Common gardens reveal genomic susceptibility and vulnerability to climate change in Eucalyptus.

Accelerated global climate change and increased species introduction across international scales have raised concerns about the potential for trees to experience maladaptation or lagging adaptation in response to these environmental shifts. However, our knowledge regarding the relationship between the genomic metrics used to predict maladaptation and actual fitness proxies in trees remains limited. Here, we present a population genomic analysis of 295 families from 28 provenances of Eucalyptus pellita, a widely cultivated fast-growing tree species, and conducted two common garden experiments.

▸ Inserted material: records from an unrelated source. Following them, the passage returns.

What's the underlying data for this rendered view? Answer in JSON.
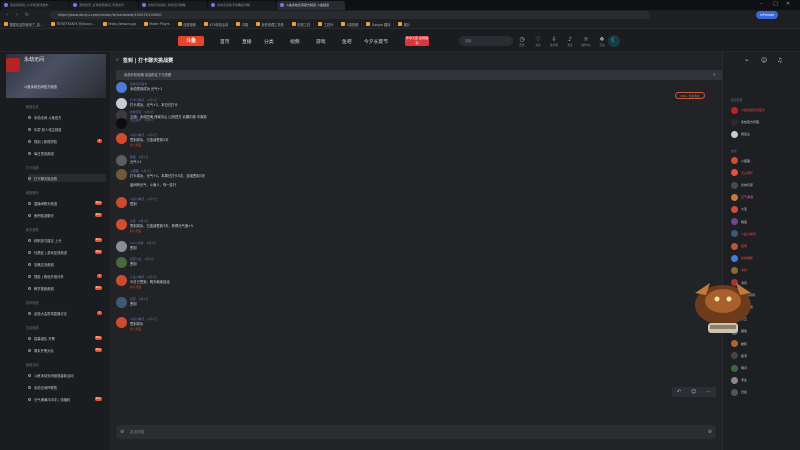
{
  "browser": {
    "tabs": [
      {
        "label": "我最新鲜真_hp手机游戏发布…"
      },
      {
        "label": "游戏世界_全球游戏新闻_手游资讯"
      },
      {
        "label": "永劫无间最新_永劫无间攻略"
      },
      {
        "label": "永劫无间新手攻略和详解"
      },
      {
        "label": "斗鱼永劫无间官方频道 斗鱼频道"
      }
    ],
    "url": "https://www.douyu.com/creator/#/clanboard/100073/100000",
    "profile_label": "InPrivate",
    "bookmarks": [
      "搜狐欢迎您使用了_游...",
      "TKTKTTKSKTK @douyu...",
      "https://www.w.gg",
      "Maker Playrs",
      "自搜视频",
      "423体验活动",
      "中路",
      "我的收藏工具条",
      "影视工具",
      "工具外",
      "5游视频",
      "Google 翻译",
      "图片"
    ]
  },
  "site_nav": {
    "logo": "斗鱼",
    "links": [
      "首页",
      "直播",
      "分类",
      "视频",
      "游戏",
      "鱼吧",
      "今夕长夏节"
    ],
    "promo": "年中大促 鱼吧福利",
    "search_placeholder": "搜索",
    "icons": [
      {
        "label": "历史",
        "icon": "history-icon"
      },
      {
        "label": "关注",
        "icon": "heart-icon"
      },
      {
        "label": "客户端",
        "icon": "download-icon"
      },
      {
        "label": "消息",
        "icon": "bell-icon"
      },
      {
        "label": "创作中心",
        "icon": "bulb-icon"
      },
      {
        "label": "活动",
        "icon": "gift-icon"
      }
    ]
  },
  "sidebar": {
    "game_title": "永劫无间",
    "banner_line": "斗鱼永劫无间官方频道",
    "sections": [
      {
        "title": "频道信息",
        "items": [
          {
            "label": "永劫无间 斗鱼官方",
            "badge": ""
          },
          {
            "label": "乐蒙·双人领主频道",
            "badge": ""
          },
          {
            "label": "规则 | 新规须知",
            "badge": "1"
          },
          {
            "label": "每日签到频道",
            "badge": ""
          }
        ]
      },
      {
        "title": "打卡频道",
        "items": [
          {
            "label": "打卡聊天挑战赛",
            "badge": "",
            "active": true
          }
        ]
      },
      {
        "title": "频道聊天",
        "items": [
          {
            "label": "直播间聊天频道",
            "badge": "99+"
          },
          {
            "label": "鱼吧精选聊天",
            "badge": "99+"
          }
        ]
      },
      {
        "title": "新手指导",
        "items": [
          {
            "label": "转职技巧建议 上分",
            "badge": "99+"
          },
          {
            "label": "吐槽区 | 游戏反馈频道",
            "badge": "99+"
          },
          {
            "label": "攻略交流频道",
            "badge": ""
          },
          {
            "label": "捏脸 | 角色外观分享",
            "badge": "1"
          },
          {
            "label": "教学视频频道",
            "badge": "99+"
          }
        ]
      },
      {
        "title": "赛事频道",
        "items": [
          {
            "label": "武道大会赛事直播讨论",
            "badge": "1"
          }
        ]
      },
      {
        "title": "互动频道",
        "items": [
          {
            "label": "招募组队 开黑",
            "badge": "99+"
          },
          {
            "label": "周末开黑大队",
            "badge": "99+"
          }
        ]
      },
      {
        "title": "频道活动",
        "items": [
          {
            "label": "斗鱼永劫无间频道最新活动",
            "badge": ""
          },
          {
            "label": "永劫无间杯联赛",
            "badge": ""
          },
          {
            "label": "元气满满冲冲冲 | 领福利",
            "badge": "99+"
          }
        ]
      }
    ]
  },
  "chat": {
    "title": "签到 | 打卡聊天挑战赛",
    "notice": "永劫升阶攻略 欢迎前往下方查看",
    "pill": "100+ 条新消息",
    "messages": [
      {
        "name": "永劫无间官方",
        "time": "",
        "text": "永劫签到成功 元气+1",
        "flair": ""
      },
      {
        "name": "打卡小助手",
        "time": "6月1日",
        "text": "打卡成功，元气+2，本日已打卡",
        "flair": ""
      },
      {
        "name": "永劫玩家",
        "time": "6月2日",
        "text": "五湖：永劫四海 西域中山 山河四方 北疆中原 中原篇",
        "flair": ""
      },
      {
        "name": "无尘落叶",
        "time": "6月2日",
        "text": "",
        "flair": ""
      },
      {
        "name": "斗鱼小精灵",
        "time": "6月2日",
        "text": "签到成功，已连续签到2天",
        "flair": "新人乐园"
      },
      {
        "name": "暗夜",
        "time": "6月2日",
        "text": "元气+1",
        "flair": ""
      },
      {
        "name": "小狐狸",
        "time": "6月3日",
        "text": "打卡成功，元气+1，本周已打卡5次，连续签到3天",
        "flair": ""
      },
      {
        "name": "",
        "time": "",
        "text": "晨间有元气，斗鱼人，你一定行",
        "flair": ""
      },
      {
        "name": "斗鱼小精灵",
        "time": "6月3日",
        "text": "签到",
        "flair": ""
      },
      {
        "name": "大圣",
        "time": "6月3日",
        "text": "签到成功，已连续签到3天，获得元气值+5",
        "flair": "新人乐园"
      },
      {
        "name": "Cerry风铃",
        "time": "6月4日",
        "text": "签到",
        "flair": ""
      },
      {
        "name": "玩家小龙",
        "time": "6月4日",
        "text": "签到",
        "flair": ""
      },
      {
        "name": "斗鱼小精灵",
        "time": "6月4日",
        "text": "今日已签到，明天继续加油",
        "flair": "新人乐园"
      },
      {
        "name": "玩家",
        "time": "6月4日",
        "text": "签到",
        "flair": ""
      },
      {
        "name": "斗鱼小精灵",
        "time": "6月4日",
        "text": "签到成功",
        "flair": "新人乐园"
      }
    ],
    "input_placeholder": "发送消息"
  },
  "members": {
    "sections": [
      {
        "title": "频道管理",
        "names": [
          {
            "name": "斗鱼永劫无间官方",
            "color": "red"
          },
          {
            "name": "永劫官方管理",
            "color": ""
          },
          {
            "name": "频道主",
            "color": ""
          }
        ]
      },
      {
        "title": "在线",
        "names": [
          {
            "name": "小狐狸",
            "color": ""
          },
          {
            "name": "无尘落叶",
            "color": "red"
          },
          {
            "name": "永劫玩家",
            "color": ""
          },
          {
            "name": "元气满满",
            "color": "pink"
          },
          {
            "name": "大圣",
            "color": ""
          },
          {
            "name": "暗夜",
            "color": ""
          },
          {
            "name": "斗鱼小精灵",
            "color": "red"
          },
          {
            "name": "夜雨",
            "color": "red"
          },
          {
            "name": "永劫萌新",
            "color": "red"
          },
          {
            "name": "冰封",
            "color": "red"
          },
          {
            "name": "清风",
            "color": ""
          },
          {
            "name": "Cerry风铃",
            "color": ""
          },
          {
            "name": "玩家小龙",
            "color": ""
          },
          {
            "name": "行云",
            "color": ""
          },
          {
            "name": "暮色",
            "color": ""
          },
          {
            "name": "破晓",
            "color": ""
          },
          {
            "name": "星河",
            "color": ""
          },
          {
            "name": "明月",
            "color": ""
          },
          {
            "name": "浮生",
            "color": ""
          },
          {
            "name": "归途",
            "color": ""
          }
        ]
      }
    ]
  },
  "colors": {
    "accent": "#e8442d",
    "link": "#5c8cf0",
    "username": "#6a74c8",
    "flair": "#d84c2a"
  }
}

Genomic susceptibility encompassing individual heterozygosity (H), genomic inbreeding (F), and genomic load (inferred from deleterious mutations) exhibited distinct geographic patterns, shedding light on the origin and evolutionary history of E. pellita. The genetic basis of local adaptation was elucidated through genotype-environment associations and genome-wide association studies, including 198 loci associated with climate and 2388 loci regulating different traits. Furthermore, Australian provenances have higher genomic vulnerability under prospective climate alterations than Papua New Guinea and Indonesia provenances. By integrating phenotypic data across two common gardens, the relationship between leaf functional traits and predicted metrics of maladaptation was closer than growth attributes. Notably, pronounced natural selection signals linked to leaf morphogenesis have been identified by comparing two lineages spanning the oceans. This study underscores the immense potential of leveraging genomic susceptibility and genomic vulnerability to decipher the local (mal)adaptation of forest trees.